[Majlis Ibadah] Ibadah secara bahasa _diambil dari bahasa Arab, artinya melayani,
patuh, atau tunduk. Orang yang melakukan ibadah disebut ‘abid alias hamba atau
budak. Apa yang dimiliki seorang budak? Tidak punya apa-apa. Bahkan, dirinya
sendiri pun milik tuannya. Karenanya semua aktivitas yang dilakukan seorang
hamba hanya untuk memperoleh keridhaan tuannya.
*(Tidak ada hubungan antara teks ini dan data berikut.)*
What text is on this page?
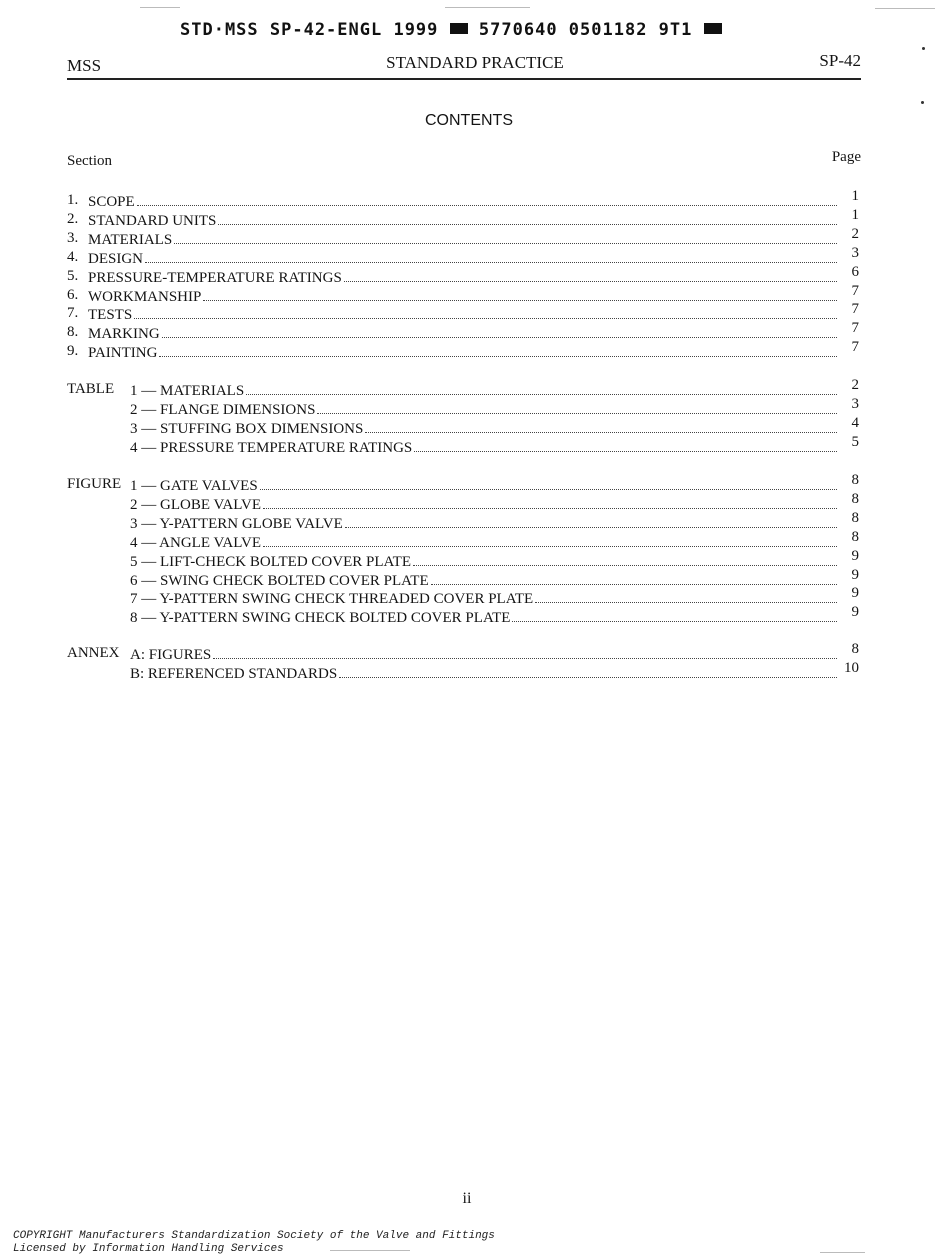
STD·MSS SP-42-ENGL 1999 5770640 0501182 9T1
MSS	STANDARD PRACTICE	SP-42
CONTENTS
Section	Page
1. SCOPE	1
2. STANDARD UNITS	1
3. MATERIALS	2
4. DESIGN	3
5. PRESSURE-TEMPERATURE RATINGS	6
6. WORKMANSHIP	7
7. TESTS	7
8. MARKING	7
9. PAINTING	7
TABLE 1 — MATERIALS	2
2 — FLANGE DIMENSIONS	3
3 — STUFFING BOX DIMENSIONS	4
4 — PRESSURE TEMPERATURE RATINGS	5
FIGURE 1 — GATE VALVES	8
2 — GLOBE VALVE	8
3 — Y-PATTERN GLOBE VALVE	8
4 — ANGLE VALVE	8
5 — LIFT-CHECK BOLTED COVER PLATE	9
6 — SWING CHECK BOLTED COVER PLATE	9
7 — Y-PATTERN SWING CHECK THREADED COVER PLATE	9
8 — Y-PATTERN SWING CHECK BOLTED COVER PLATE	9
ANNEX A: FIGURES	8
B: REFERENCED STANDARDS	10
ii
COPYRIGHT Manufacturers Standardization Society of the Valve and Fittings
Licensed by Information Handling Services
Sebagai makhluk yang diciptakan Allah, manusia kudunya sadar bahwa
ia hidup hanya untuk melakukan penghambaan kepada Allah. Sebagai konsekuensi
telah dilahirkan, diberi rizki dan akal pikiran, serta kesehatan sehingga bisa
menjalani kehidupan ini dengan semestinya. Penghambaan inilah yang dinamakan
dengan ibadah. Allah menegaskan bahwa manusia juga jin _baik yang beriman atau
yang kafir, diciptakan untuk beribadah kepadaNya (al-Dzariyat: 56).
Apa yang dimaksud dengan ibadah? Allah menegaskan ibadah sebagai
jalan yang lurus (Yasin: 61) Sedangkan orang-orang yang berada di jalan yang
lurus itu adalah mereka yang berpegang teguh pada apa yang telah diwahyukan
Allah (Al-Zukhruf :43). Karenanya seseorang dikatakan beribadah kepada Allah
jika dalam menjalani hidupnya selalu berpegang teguh pada wahyu Allah.
Syaikhul Islam Ibnu Taimiyah
mengartikan ibadah sebagai segala sesuatu yang dicintai Allah dan diridhai-Nya,
baik berupa perkataan maupun perbuatan, yang tersembunyi (batin) maupun yang
nampak (lahir).[1]
Apa saja yang kita lakukan, entah itu shalat, baca al-quran,
belajar di sekolah, diskusi sama temen-temen, berbakti sama ortu, atau ngasih
makan kucing kelaparan di pinggir jalan, jika mengharapkan keridhaan Allah,
maka akan dinilai ibadah. Saking luasnya makna ibadah, ulama membaginya menjadi
dua kategori, yaitu ibadah mahdhah dan ghair mahdhah.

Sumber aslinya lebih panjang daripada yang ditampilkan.